Nutritional value per serving:
Calories 51, total fat 2 G., saturated fats G., proteins 2 G., carbohydrates 6 G., fiber G., cholesterol mg, sodium mg, sugar G.
Calories 51, total fat 2 G., saturated fats G., proteins 2 G., carbohydrates 6 G., fiber G., cholesterol mg, sodium mg, sugar G.

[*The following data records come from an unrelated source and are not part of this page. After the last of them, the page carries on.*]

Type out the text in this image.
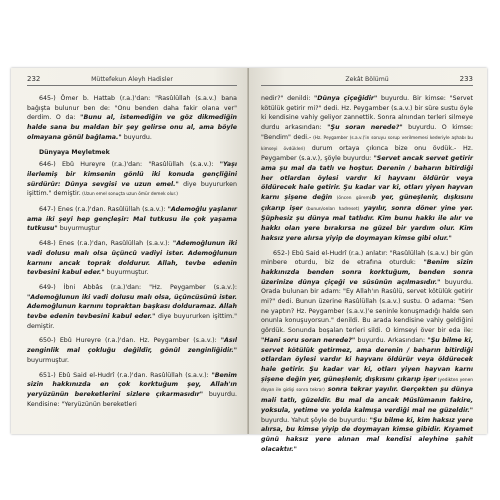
232	Müttefekun Aleyh Hadisler

645-) Ömer b. Hattab (r.a.)'dan: "Rasûlüllah (s.a.v.) bana bağışta bulunur ben de: "Onu benden daha fakir olana ver" derdim. O da: "Bunu al, istemediğin ve göz dikmediğin halde sana bu maldan bir şey gelirse onu al, ama böyle olmayana gönül bağlama." buyurdu.

Dünyaya Meyletmek

646-) Ebû Hureyre (r.a.)'dan: "Rasûlüllah (s.a.v.): "Yaşı ilerlemiş bir kimsenin gönlü iki konuda gençliğini sürdürür: Dünya sevgisi ve uzun emel." diye buyururken işittim." demiştir. (Uzun emel sonuçta uzun ömür demek olur.)

647-) Enes (r.a.)'dan. Rasûlüllah (s.a.v.): "Ademoğlu yaşlanır ama iki şeyi hep gençleşir: Mal tutkusu ile çok yaşama tutkusu" buyurmuştur

648-) Enes (r.a.)'dan, Rasûlüllah (s.a.v.): "Ademoğlunun iki vadi dolusu malı olsa üçüncü vadiyi ister. Ademoğlunun karnını ancak toprak doldurur. Allah, tevbe edenin tevbesini kabul eder." buyurmuştur.

649-) İbni Abbâs (r.a.)'dan: "Hz. Peygamber (s.a.v.): "Ademoğlunun iki vadi dolusu malı olsa, üçüncüsünü ister. Ademoğlunun karnını topraktan başkası dolduramaz. Allah tevbe edenin tevbesini kabul eder." diye buyururken işittim." demiştir.

650-) Ebû Hureyre (r.a.)'dan. Hz. Peygamber (s.a.v.): "Asıl zenginlik mal çokluğu değildir, gönül zenginliğidir." buyurmuştur.

651-) Ebû Said el-Hudrî (r.a.)'dan. Rasûlüllah (s.a.v.): "Benim sizin hakkınızda en çok korktuğum şey, Allah'ın yeryüzünün bereketlerini sizlere çıkarmasıdır" buyurdu. Kendisine: "Yeryüzünün bereketleri

Zekât Bölümü	233

nedir?" denildi: "Dünya çiçeğidir" buyurdu. Bir kimse: "Servet kötülük getirir mi?" dedi. Hz. Peygamber (s.a.v.) bir süre sustu öyle ki kendisine vahiy geliyor zannettik. Sonra alnından terleri silmeye durdu arkasından: "Şu soran nerede?" buyurdu. O kimse: "Bendim" dedi.- (Hz. Peygamber (s.a.v.)'in soruyu sorup verilmemesi kederiyle aşhabı bu kimseyi övdükleri) durum ortaya çıkınca bize onu övdük.- Hz. Peygamber (s.a.v.), şöyle buyurdu: "Servet ancak servet getirir ama şu mal da tatlı ve hoştur. Derenin / baharın bitirdiği her otlardan öylesi vardır ki hayvanı öldürür veya öldürecek hale getirir. Şu kadar var ki, otları yiyen hayvan karnı şişene değin (öncen görem)b yer, güneşlenir, dışkısını çıkarıp işer (bunun/onları hadreset) yayılır, sonra döner yine yer. Şüphesiz şu dünya mal tatlıdır. Kim bunu hakkı ile alır ve hakkı olan yere bırakırsa ne güzel bir yardım olur. Kim haksız yere alırsa yiyip de doymayan kimse gibi olur."

652-) Ebû Said el-Hudrî (r.a.) anlatır: "Rasûlüllah (s.a.v.) bir gün minbere oturdu, biz de etrafına oturduk: "Benim sizin hakkınızda benden sonra korktuğum, benden sonra üzerinize dünya çiçeği ve süsünün açılmasıdır." buyurdu. Orada bulunan bir adam: "Ey Allah'ın Rasûlü, servet kötülük getirir mi?" dedi. Bunun üzerine Rasûlüllah (s.a.v.) sustu. O adama: "Sen ne yaptın? Hz. Peygamber (s.a.v.)'e seninle konuşmadığı halde sen onunla konuşuyorsun." denildi. Bu arada kendisine vahiy geldiğini gördük. Sonunda boşalan terleri sildi. O kimseyi över bir eda ile: "Hani soru soran nerede?" buyurdu. Arkasından: "Şu bilme ki, servet kötülük getirmez, ama derenin / baharın bitirdiği otlardan öylesi vardır ki hayvanı öldürür veya öldürecek hale getirir. Şu kadar var ki, otları yiyen hayvan karnı şişene değin yer, güneşlenir, dışkısını çıkarıp işer (yedikten yenen doyan ile gidişi sonra tekrar) sonra tekrar yayılır. Gerçekten şu dünya mali tatlı, güzeldir. Bu mal da ancak Müslümanın fakire, yoksula, yetime ve yolda kalmışa verdiği mal ne güzeldir." buyurdu. Yahut şöyle de buyurdu: "Şu bilme ki, kim haksız yere alırsa, bu kimse yiyip de doymayan kimse gibidir. Kıyamet günü haksız yere alınan mal kendisi aleyhine şahit olacaktır."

Passata—pureed tomatoes in their own juice—is a lifesaver if you've harvested a large tomato crop or frequently cook with them, especially in Italian cuisine, and don't want to deprive them of this aromatic ingredient, grown in the hot summer sun, even in the colder months. Passata is typically made with tomatoes alone, but sometimes more flavor is added with garlic, bay leaves, or basil. It can be used to make sauces, soups, gravies, added to pizza, or any hot dish that calls for tomatoes. Preserve the taste of summer in a jar of passata.
The recipes use measuring containers with the following volumes:
1 glass (st.) - 250 ml.
3/4 cup (st.) - 180 ml.
2/3 cup (st.) - 160 ml.
1/2 cup (st.) - 125 ml.
1/3 cup (st.) - 80 ml.
1/4 cup (st.) - 60 ml.
1 tablespoon (tbsp) - 15 ml.
1 teaspoon (tsp) - 5 ml.
1/5 teaspoon (tsp) - 1 ml.
1 glass (st.) - 250 ml.
3/4 cup (st.) - 180 ml.
2/3 cup (st.) - 160 ml.
1/2 cup (st.) - 125 ml.
1/3 cup (st.) - 80 ml.
1/4 cup (st.) - 60 ml.
1 tablespoon (tbsp) - 15 ml.
1 teaspoon (tsp) - 5 ml.
1/5 teaspoon (tsp) - 1 ml.
Ingredients for the recipe:
- 1 kg of tomatoes, cut in half or quarters
- 6 cloves garlic, cut in half
- 1 tbsp. l. olive oil
We recommend
Recipes with similar ingredients: tomatoes, tomato sauce, garlic
Cooking the dish according to the recipe:
- Place the tomatoes, garlic, and olive oil in a saucepan. Place over medium heat, cover, and simmer for 10 minutes, shaking the pan occasionally to ensure all the tomato halves are fully cooked.
- Generously season the passata with salt and pepper and add 1 teaspoon of sugar. Cook, uncovered, for another 5 minutes, until the garlic is soft. Then cool the mixture and strain it through a sieve.
- Passata can be poured into individual freezer bags and stored in the freezer for up to 3 months, or jarred and refrigerated for up to 1 week. Alternatively, use it directly in sauces and soups.